APPROVE _______ DISAPPROVE _______ COMMENT _______16

  1. Source: Carter Library, National Security Affairs, Brzezinski Material, Subject File, Box 66, Transition Messages: Governor To #1–30, 11/76–1/11/77. Confidential. Brzezinski did not initial the memorandum. Secretary Vance described the reorganization of the NSC in his memoir: “Carter did not accept Brzezinski’s proposal. He found it overly elaborate and too similar to the preceding structure. He ordered that a simpler system be devised in keeping with his desire to streamline government and to emphasize the authority of the department heads.” (Vance, Hard Choices, p. 36) Brzezinski outlined his redesigned NSC in his memoir: “I suggested that the work of the NSC, in deference to the President’s desire for simplicity, be organized into only two committees. One was to be the Policy Review Committee, to deal with the first three of the above categories [foreign policy issues, defense policy issues, and international economic issues] and to be chaired by the appropriate Secretary,” and “the second NSC committee was to be called the Special Coordination Committee, and I recommended to the President that its very title required a chairman who was not a departmental head. It was to be charged with decisions regarding sensitive intelligence and covert activity, with the development of U.S. policy on arms control (and especially SALT), as well as with crisis management.” (Brzezinski, Power and Principle, p. 59)
  2. Tabs 1 and 2 are attached but not printed.
  3. The sentence originally read: “the preparation of a consolidated national intelligence budget (and other responsibilities of the Committee on Foreign Intelligence).” Carter changed the sentence to read as it is printed.
  4. This list of agencies originally included ERDA, but Carter crossed it out and substituted “other Assistants to the President.”
  5. Carter underlined “the Special Coordination Committee.”
  6. On the “APPROVED” line, Carter wrote, “OK. J.C. Prepare appropriate directive—obtain comments & then send to me for approval.” See Document 7.
  7. For recommendations 3 and 4, Carter checked the “APPROVE” lines.
  8. Tabs 4 and 5 were not found attached.
  9. For recommendation 5, Carter did not select any of the options. He wrote in the margin, “cut maybe more now w/ only 2 committees.”

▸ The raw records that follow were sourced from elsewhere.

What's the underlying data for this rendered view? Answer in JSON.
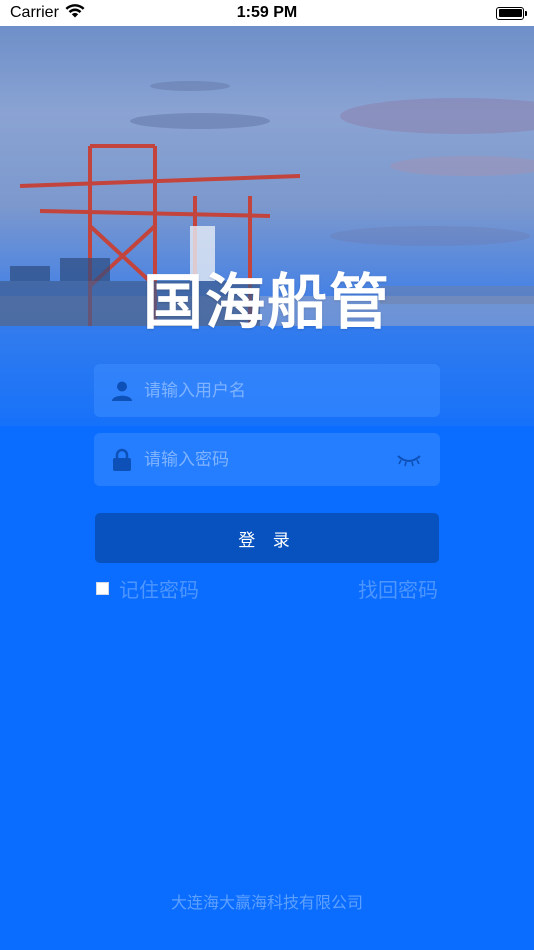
{
  "status_bar": {
    "carrier": "Carrier",
    "time": "1:59 PM",
    "wifi_icon": "wifi-icon",
    "battery_icon": "battery-icon"
  },
  "app": {
    "title": "国海船管"
  },
  "login_form": {
    "username_placeholder": "请输入用户名",
    "password_placeholder": "请输入密码",
    "username_icon": "user-icon",
    "password_icon": "lock-icon",
    "password_toggle_icon": "eye-closed-icon",
    "submit_label": "登 录",
    "remember_label": "记住密码",
    "remember_checked": false,
    "forgot_label": "找回密码"
  },
  "footer": {
    "company": "大连海大赢海科技有限公司"
  },
  "colors": {
    "background": "#0a6dff",
    "button": "#0752bf",
    "field": "#3c8cff",
    "link_text": "#4d95ff"
  }
}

  10. For recommendation 6, Carter did not select any of the options. He wrote in the margin, “Not sure. Don’t duplicate CEA work. Include them when needed. J.”
  11. For recommendations 7, 8, and 9, Carter checked the “APPROVE” lines. Adjacent to recommendation 8, Carter wrote in the margin, “if now within NSC.”
  12. Tab 6 is attached but not printed.
  13. Tab 7 was not found attached.
  14. For recommendation 10, Carter checked the “APPROVE” line. He signed Presidential Directive/NSC–1, “Establishment of Presidential Review and Directive Series/NSC,” on January 20. (Carter Library, National Security Council, Institutional Files, 1977–1981, Box 165, NSC Organization I)
  15. For recommendation 11, Carter checked the “APPROVE” line. See Document 7.
  16. For recommendation 12, Carter checked the “APPROVE” line. Reference to PD/NSC–3; see footnote 11, Document 4.